Sur les réseaux sociaux, les intérieurs changent à un rythme impressionnant. Une couleur devient incontournable, puis disparaît. Une nouvelle forme de table s’impose. Quelques mois plus tard, les meubles arrondis succèdent aux lignes droites, une essence de bois en chasse une autre et une décoration autrefois tendance paraît soudain dépassée.
La fast-déco fait désormais partie des phénomènes d’ultra-consommation identifiés par l’ADEME dans le cadre de la Semaine européenne de la réduction des déchets 2026. L’objectif affiché cette année est justement de promouvoir des alternatives concrètes à la fast-fashion, la fast-tech et la fast-déco.
Pour autant, aimer décorer son intérieur n’a rien d’incompatible avec une démarche écologique. Quelques changements de réflexes permettent de continuer à faire évoluer son logement sans nécessairement renouveler tout ce qu’il contient.
Faire évoluer une pièce sans changer ses meubles
Une nouvelle couleur sur un mur, une autre disposition, quelques cadres déplacés ou un luminaire repositionné peuvent complètement modifier la perception d’une pièce.
Avant d’acheter, essayer de réorganiser ce que l’on possède constitue souvent une expérience étonnante.
Déplacer un fauteuil qui n’a pas bougé depuis cinq ans peut parfois avoir davantage d’impact qu’un nouvel objet décoratif.
Donner une seconde vie plutôt que suivre une tendance
Repeindre un meuble, remplacer ses poignées, poncer une table ou recouvrir une chaise permettent de transformer des objets sans repartir de zéro.

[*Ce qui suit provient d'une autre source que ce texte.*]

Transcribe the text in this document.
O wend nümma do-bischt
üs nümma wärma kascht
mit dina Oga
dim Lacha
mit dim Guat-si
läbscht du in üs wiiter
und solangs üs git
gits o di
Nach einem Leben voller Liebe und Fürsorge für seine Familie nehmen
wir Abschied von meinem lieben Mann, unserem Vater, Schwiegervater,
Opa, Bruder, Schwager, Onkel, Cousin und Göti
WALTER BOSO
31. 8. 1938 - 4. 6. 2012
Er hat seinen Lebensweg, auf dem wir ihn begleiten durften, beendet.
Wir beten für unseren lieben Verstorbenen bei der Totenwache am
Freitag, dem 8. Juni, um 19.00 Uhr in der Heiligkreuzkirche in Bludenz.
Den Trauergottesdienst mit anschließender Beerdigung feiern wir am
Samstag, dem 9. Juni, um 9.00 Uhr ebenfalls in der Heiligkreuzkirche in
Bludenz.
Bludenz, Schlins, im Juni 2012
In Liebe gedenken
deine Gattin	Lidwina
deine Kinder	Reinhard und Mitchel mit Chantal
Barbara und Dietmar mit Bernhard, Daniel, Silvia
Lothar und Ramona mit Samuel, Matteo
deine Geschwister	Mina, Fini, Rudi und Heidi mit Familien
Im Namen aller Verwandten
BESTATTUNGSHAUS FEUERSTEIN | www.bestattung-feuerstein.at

La seconde main offre également un immense terrain de jeu.
Brocantes, ressourceries, vide-greniers et plateformes entre particuliers permettent de trouver des meubles singuliers, parfois de meilleure qualité que certaines productions neuves à bas prix.

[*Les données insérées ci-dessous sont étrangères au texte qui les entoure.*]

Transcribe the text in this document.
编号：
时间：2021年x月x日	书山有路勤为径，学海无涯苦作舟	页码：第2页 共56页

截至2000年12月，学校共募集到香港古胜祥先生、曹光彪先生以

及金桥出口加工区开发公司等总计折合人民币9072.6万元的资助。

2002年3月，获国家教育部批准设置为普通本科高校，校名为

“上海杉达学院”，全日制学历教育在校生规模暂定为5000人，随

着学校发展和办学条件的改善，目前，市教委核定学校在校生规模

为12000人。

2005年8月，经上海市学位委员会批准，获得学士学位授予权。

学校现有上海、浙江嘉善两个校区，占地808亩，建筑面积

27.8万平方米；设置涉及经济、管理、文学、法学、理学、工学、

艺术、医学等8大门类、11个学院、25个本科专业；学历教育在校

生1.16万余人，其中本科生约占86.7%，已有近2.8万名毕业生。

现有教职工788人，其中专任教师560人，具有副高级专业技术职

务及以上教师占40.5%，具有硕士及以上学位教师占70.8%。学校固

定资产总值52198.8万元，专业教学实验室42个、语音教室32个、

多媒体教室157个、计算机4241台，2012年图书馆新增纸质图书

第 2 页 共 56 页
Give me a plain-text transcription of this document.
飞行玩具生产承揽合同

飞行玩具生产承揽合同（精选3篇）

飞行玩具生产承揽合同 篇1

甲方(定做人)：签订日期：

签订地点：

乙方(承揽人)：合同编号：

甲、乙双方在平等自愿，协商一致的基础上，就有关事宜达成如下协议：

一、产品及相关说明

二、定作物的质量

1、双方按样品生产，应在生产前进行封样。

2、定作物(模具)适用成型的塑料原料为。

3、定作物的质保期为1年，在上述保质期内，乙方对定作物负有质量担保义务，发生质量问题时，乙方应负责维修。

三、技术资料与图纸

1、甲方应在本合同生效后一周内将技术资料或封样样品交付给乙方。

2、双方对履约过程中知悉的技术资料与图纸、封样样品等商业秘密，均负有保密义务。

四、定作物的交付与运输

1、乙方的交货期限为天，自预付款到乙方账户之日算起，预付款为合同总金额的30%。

Et parce que ces objets ne suivent pas nécessairement la tendance du moment, ils contribuent souvent à créer un intérieur beaucoup plus personnel.
Se méfier des objets « pas chers »
Un vase à quelques euros, trois bougies, un petit miroir, deux coussins : pris séparément, chaque achat paraît presque insignifiant.

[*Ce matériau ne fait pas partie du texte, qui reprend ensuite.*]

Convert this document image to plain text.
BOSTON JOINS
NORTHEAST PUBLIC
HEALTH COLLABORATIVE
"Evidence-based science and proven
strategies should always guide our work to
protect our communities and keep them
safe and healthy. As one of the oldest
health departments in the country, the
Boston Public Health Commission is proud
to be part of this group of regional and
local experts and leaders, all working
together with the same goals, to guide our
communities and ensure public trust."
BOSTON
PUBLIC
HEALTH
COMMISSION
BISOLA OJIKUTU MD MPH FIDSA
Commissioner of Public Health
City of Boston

Additionnés au fil des mois, ces petits objets peuvent finir par remplir les placards et être remplacés dès que les tendances évoluent.
La question à se poser peut être la même que pour les vêtements : est-ce que cet objet me plaît réellement ou est-ce que j’aime surtout l’image dans laquelle je viens de le voir ?
Construire un intérieur qui nous ressemble
Un logement dans lequel certains objets ont dix ou vingt ans raconte souvent davantage qu’un intérieur renouvelé tous les six mois.
Un meuble hérité, une affiche ramenée d’un voyage, un vase chiné ou une table réparée portent une histoire.
La décoration durable peut aussi être cela : choisir progressivement, réparer, transformer et laisser le temps construire un intérieur.
Après des années à vouloir changer de décoration au rythme des tendances, la prochaine tendance pourrait finalement être la plus simple : garder ce que l’on aime.